The trade war between US and China, the biggest in modern American history,seems to have some aspects not picked up by the media.
As the pressure on China increased, a strange accident occurred last Sunday morning - Saudi Arabia said two of its oil tankers were attacked while sailing toward the Persian Gulfand as many as four ships were damaged. The details are murky, but the reaction laud:Saudi Energy Minister Khalid Al-Falih said the incident aims “to undermine (…) the security of oil supplies to consumers all over the world”. He urged “to mitigate against the adverse consequences (…) on energy markets, and the danger they pose to the global economy.”The US Navy’s 5thfleet which patrols the Persian Gulf from its base in Bahrain declined to comment on the incident.
It should be noted, that the Chinese economic model depends on the security of long maritime supply lines (both into and out of the country) which China is not able to guarantee on their own, they need the US navy to do that.
It could be that president Trump wants US to be paid for this protection, and the incident in the Gulf served as reminder of who’s got the upper hand.
He is a businessman after all.
As a side note, given the level of tension it is amazing that the stock markets are still priced for perfection.
Trade with the US has one aspect many don’t realize – it lubricates the international financial system by doubling the money that is called US “trade deficit”.
In essence, limiting the trade will have a double negative effect on the suppliers.
The trade works like this: let’s say a firm from Japan sells $1M worth of products to a customer in the US. Their invoice gets paid in US$ for which the Japanese have little use – most of their costs are in Yen, they pay taxes and dividends in Yen.
So, they deposit the $1M in a bank and the money eventually lands at the BOJ, the central bank of Japan.
BOJ creates out of thin air the equivalent of $1M in Yen which then goes to the firm’s account. Now, BOJ also has little use for the dollars, but they have options: they can deposit them at the Federal Reserve or buy American government bonds, in both cases earning an interest.
At the end of this transaction the dollars end up back in the US and there is a fresh equivalent in new Yen on deposit in Japan.
The amount of money involved doubled, and consider that US trade deficit in 2018 was $621 billion, where typically the purchase of goods was offset by the sale of government bonds.

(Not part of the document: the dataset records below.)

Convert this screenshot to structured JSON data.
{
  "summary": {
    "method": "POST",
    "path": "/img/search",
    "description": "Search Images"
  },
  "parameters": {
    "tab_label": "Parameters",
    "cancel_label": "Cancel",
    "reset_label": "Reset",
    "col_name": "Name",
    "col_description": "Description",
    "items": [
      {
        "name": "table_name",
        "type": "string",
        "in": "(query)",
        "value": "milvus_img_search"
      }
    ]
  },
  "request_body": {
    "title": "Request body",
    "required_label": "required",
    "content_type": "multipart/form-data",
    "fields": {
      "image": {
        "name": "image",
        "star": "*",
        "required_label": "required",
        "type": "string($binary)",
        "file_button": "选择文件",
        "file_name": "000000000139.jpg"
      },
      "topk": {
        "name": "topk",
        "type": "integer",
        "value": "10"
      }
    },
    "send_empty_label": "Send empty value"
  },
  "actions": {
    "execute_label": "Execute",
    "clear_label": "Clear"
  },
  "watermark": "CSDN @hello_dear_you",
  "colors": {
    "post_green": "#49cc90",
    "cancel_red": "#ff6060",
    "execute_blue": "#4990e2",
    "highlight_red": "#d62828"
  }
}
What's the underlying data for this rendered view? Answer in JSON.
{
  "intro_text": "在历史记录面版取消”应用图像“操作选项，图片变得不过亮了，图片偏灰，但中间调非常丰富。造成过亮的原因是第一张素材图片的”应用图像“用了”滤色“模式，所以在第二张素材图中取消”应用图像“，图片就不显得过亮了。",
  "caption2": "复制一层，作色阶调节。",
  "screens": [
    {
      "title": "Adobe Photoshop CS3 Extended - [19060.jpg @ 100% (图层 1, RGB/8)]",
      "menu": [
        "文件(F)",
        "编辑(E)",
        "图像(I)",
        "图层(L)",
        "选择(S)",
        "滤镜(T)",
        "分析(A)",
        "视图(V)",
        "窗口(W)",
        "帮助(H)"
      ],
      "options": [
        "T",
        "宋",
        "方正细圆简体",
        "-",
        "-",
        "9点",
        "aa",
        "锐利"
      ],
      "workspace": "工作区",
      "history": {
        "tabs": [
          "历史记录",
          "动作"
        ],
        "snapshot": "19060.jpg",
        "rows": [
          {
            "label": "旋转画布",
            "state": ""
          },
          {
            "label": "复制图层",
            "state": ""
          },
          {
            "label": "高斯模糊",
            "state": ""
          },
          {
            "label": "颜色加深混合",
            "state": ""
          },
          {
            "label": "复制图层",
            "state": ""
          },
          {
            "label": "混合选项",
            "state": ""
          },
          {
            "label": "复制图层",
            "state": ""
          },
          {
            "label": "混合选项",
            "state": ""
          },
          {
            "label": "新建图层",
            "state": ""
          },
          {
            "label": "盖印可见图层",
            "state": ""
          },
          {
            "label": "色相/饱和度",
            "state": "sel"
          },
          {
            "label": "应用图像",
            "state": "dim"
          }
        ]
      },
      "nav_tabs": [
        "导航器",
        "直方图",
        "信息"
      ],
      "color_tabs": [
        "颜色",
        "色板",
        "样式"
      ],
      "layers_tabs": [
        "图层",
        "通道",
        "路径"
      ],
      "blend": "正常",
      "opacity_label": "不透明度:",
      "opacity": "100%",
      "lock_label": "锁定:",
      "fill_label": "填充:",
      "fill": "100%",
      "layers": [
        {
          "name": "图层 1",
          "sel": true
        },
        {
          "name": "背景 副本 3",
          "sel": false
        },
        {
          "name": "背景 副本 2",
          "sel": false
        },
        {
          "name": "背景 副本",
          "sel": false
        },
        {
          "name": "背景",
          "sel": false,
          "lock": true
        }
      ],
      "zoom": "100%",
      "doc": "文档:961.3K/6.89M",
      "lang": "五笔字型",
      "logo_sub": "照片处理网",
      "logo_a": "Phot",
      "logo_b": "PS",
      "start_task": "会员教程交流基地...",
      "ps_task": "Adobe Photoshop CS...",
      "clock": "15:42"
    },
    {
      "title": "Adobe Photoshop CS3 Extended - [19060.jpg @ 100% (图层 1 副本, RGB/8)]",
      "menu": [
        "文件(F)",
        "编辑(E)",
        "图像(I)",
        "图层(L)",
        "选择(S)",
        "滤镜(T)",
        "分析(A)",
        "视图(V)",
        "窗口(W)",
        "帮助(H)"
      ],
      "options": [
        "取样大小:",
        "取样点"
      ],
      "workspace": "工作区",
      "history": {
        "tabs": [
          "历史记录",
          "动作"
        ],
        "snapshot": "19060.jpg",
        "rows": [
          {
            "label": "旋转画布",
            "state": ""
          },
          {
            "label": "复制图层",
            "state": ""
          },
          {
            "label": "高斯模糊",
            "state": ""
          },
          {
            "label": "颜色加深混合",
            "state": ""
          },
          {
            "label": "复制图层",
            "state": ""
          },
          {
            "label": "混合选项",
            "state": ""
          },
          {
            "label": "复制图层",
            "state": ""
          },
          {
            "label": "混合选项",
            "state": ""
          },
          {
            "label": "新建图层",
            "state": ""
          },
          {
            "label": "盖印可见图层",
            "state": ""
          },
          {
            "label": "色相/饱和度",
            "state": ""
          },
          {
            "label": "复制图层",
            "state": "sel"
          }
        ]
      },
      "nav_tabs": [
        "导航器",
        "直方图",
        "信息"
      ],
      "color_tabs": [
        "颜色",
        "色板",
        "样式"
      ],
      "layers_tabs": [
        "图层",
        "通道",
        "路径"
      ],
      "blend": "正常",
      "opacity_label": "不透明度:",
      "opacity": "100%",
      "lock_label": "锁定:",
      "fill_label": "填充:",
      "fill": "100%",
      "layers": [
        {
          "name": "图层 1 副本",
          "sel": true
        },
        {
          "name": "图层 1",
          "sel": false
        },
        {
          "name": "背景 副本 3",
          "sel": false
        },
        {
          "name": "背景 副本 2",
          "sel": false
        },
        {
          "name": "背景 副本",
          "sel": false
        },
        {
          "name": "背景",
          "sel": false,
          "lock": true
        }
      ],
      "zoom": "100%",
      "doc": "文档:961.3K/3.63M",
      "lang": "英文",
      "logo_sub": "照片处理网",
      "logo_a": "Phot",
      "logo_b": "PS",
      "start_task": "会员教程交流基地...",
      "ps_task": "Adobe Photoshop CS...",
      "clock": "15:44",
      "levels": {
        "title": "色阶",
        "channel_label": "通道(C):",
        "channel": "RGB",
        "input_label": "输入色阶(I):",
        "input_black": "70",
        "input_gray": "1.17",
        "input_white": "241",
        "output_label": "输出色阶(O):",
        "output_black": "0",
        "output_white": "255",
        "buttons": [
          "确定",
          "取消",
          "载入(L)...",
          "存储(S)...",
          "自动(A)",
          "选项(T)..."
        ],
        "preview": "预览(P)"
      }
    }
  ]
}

The bottom line is, the size of US trade deficit totally depends on the accounting scheme applied.
To be sure, the bonds are never re-paid, just “rolled over” at maturity.
The real issue is this: by trading financial instruments for real goods the domestic manufacturing base is being destroyed. Trump wants to stop that, as this impacts the lives of people who got him elected and he made promises.
If you have the feeling that there is no free lunch in real life, you’re right. While the bonds sold represent just an accounting entry, the interest payments are real – the compounded interests the US pays out is almost the size of Pentagon budget.
A kid with a calculator will realize quickly that this can’t go on forever.
Hence the governments all over the world have a history of defaulting on their sovereign debt. Some are serial defaulters, like Argentina, some have a history of extending maturities at will, suspending coupon payments and the like.
The Italians practically wrote a book on that.
I have little doubt that the US will be the last to default and it will be the least painful process, perhaps converting debt to equity.
The demand for US bonds and equities remains strong – the money needs to be parked somewhere, and US has the deepest and most liquid markets.
It’s a waiting game – and nobody wants to blink first.